On the tram, William noticed that everyone was commenting on the strange event. That hours before they saw some intense lights in the sky, which was the halo of an angel that fell to the earth, which were experiments with electric light, which was a punishment from God who was approaching. He didn't speak to anyone. He had the accumulated fatigue of the whole week pressing his words.
He arrived at his apartment on the top floor of a small three-story building near the River Avon in the Hotwells neighborhood. It was Saturday night and William used to have a cup of tea at his little wooden table. Lonely. Tea was not a social event for him, but rather the opposite, a time to take refuge from society and enjoy elementary things, which are from the skin inward, an act of reflection. He closed his eyes from time to time and imagined himself as a boy, stuck in his father's workshop in the country house, in the mountains of Dartmoor, in the south of England.
All day serving customers in the shoe store, in the midst of the bustle of the commercial area of the bustling city, they had made him appreciate his hermit moments.
I couldn't sleep that night. He remembered the blazing green sky in the late afternoon. He also remembered a legend about his grandfather on Dartmoor. That time the church of San Pancracio was hit by a giant ball of light that came from heaven and that killed several faithful in the middle of the preaching. A spherical lightning lash that damaged part of the church's roof. He tried to associate the two events in some way, he couldn't remember if the legend of his grandfather was painted green somewhere, but he did remember that his grandfather told him that the annihilating ray had been sent by the devil to take the souls of the who play cards or gamble in secret during mass. After examining the bodies, it was confirmed that they were the most voracious gamblers in the region.
It dawned like any Sunday. William stuck his head out of the attic and looked east toward the sky. He saw nothing unusual, just a beautiful and not very frequent, but not impossible, blue sky. He had an unopened letter from his sister on his desk, which he had been unable to read the night before due to being thoughtful. He opened it.
His sister told him about the peaceful life in the country and confessed her concern for the lifestyle he led, that he take a break from so much work and that he leave the shoe store in charge with his cousin and assistant for a few days. He took a vacation, he was 25 years old and still had no children, that it was a long time since I saw him, that his parents missed him, that he had a lot to tell you.
Sunday passed smoothly, he sat down to review the business accounts, began to answer his sister's letter — it was difficult for him to decide an answer, as he was attracted to the idea of clearing his head and going to Dartmoor for a few days.

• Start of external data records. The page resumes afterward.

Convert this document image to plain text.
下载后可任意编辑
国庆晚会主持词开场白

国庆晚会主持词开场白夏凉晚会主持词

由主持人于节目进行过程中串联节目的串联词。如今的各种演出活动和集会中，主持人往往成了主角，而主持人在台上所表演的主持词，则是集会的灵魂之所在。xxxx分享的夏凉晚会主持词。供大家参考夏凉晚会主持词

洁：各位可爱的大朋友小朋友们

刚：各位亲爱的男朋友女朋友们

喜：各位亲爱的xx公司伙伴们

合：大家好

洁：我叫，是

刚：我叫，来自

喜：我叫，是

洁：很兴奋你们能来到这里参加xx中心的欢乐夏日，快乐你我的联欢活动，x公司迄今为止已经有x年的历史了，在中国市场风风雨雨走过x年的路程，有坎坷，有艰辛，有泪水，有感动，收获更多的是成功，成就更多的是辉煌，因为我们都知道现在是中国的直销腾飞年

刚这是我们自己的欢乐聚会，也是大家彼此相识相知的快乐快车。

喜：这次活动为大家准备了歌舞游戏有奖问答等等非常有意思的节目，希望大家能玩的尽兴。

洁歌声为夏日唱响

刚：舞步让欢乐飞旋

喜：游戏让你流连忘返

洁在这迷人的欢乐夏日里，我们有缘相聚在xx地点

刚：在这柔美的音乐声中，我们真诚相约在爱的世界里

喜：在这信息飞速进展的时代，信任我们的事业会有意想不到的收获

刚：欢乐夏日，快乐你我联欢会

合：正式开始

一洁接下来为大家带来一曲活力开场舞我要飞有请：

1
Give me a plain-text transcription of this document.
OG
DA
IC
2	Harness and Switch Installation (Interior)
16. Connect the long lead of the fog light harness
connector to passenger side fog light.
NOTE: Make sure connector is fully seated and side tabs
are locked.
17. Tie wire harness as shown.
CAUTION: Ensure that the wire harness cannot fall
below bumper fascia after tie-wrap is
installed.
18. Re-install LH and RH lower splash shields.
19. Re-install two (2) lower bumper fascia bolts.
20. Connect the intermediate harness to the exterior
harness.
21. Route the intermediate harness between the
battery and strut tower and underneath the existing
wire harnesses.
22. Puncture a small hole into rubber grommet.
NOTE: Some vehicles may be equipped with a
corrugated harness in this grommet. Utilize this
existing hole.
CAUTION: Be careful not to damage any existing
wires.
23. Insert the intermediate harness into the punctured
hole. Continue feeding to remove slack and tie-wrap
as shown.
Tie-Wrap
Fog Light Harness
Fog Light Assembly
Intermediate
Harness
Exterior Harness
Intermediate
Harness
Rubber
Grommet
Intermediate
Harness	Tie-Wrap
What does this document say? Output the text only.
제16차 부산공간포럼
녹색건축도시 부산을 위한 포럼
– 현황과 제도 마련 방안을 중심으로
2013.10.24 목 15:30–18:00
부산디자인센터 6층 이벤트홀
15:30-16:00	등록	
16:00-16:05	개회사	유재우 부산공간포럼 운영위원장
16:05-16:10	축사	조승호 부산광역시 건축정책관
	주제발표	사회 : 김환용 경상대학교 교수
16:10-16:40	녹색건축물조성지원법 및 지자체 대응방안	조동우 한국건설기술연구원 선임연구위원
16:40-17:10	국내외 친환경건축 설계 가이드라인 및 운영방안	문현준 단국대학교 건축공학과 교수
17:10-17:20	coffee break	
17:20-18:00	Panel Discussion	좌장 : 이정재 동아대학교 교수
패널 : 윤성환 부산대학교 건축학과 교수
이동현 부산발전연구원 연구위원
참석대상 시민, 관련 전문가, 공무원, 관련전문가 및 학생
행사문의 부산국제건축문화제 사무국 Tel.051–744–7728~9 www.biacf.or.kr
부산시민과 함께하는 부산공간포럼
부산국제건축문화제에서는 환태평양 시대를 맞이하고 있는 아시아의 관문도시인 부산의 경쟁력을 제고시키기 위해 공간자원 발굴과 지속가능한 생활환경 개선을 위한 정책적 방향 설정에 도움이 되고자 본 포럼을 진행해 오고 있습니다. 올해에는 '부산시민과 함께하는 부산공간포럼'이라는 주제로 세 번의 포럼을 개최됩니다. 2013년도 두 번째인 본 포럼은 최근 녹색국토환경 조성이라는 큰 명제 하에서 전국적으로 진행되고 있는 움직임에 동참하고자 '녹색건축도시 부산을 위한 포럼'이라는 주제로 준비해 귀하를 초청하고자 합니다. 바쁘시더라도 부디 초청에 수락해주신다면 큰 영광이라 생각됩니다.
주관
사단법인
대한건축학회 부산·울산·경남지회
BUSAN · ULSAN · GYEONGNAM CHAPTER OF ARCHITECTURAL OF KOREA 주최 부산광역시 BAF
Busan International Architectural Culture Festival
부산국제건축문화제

In the afternoon he went out to visit a friend. He had arranged to bring her a freshly repaired pair of shoes. He walked along the cobblestones of the sidewalk and suddenly noticed a sudden commotion in the street, in the direction of the river. He followed the crowd out of curiosity. There was no need to ask anyone, the reason for the uproar was obvious before his eyes just before he reached the crowd. A green glow in the sky, more intense than that of the previous day, was revealed towards the East, with variable magnitude, as if beating and giving off light flashes from time to time, even after dark. The curiosity of the city, awakened the day before, began to transform into fear, fear of the unknown.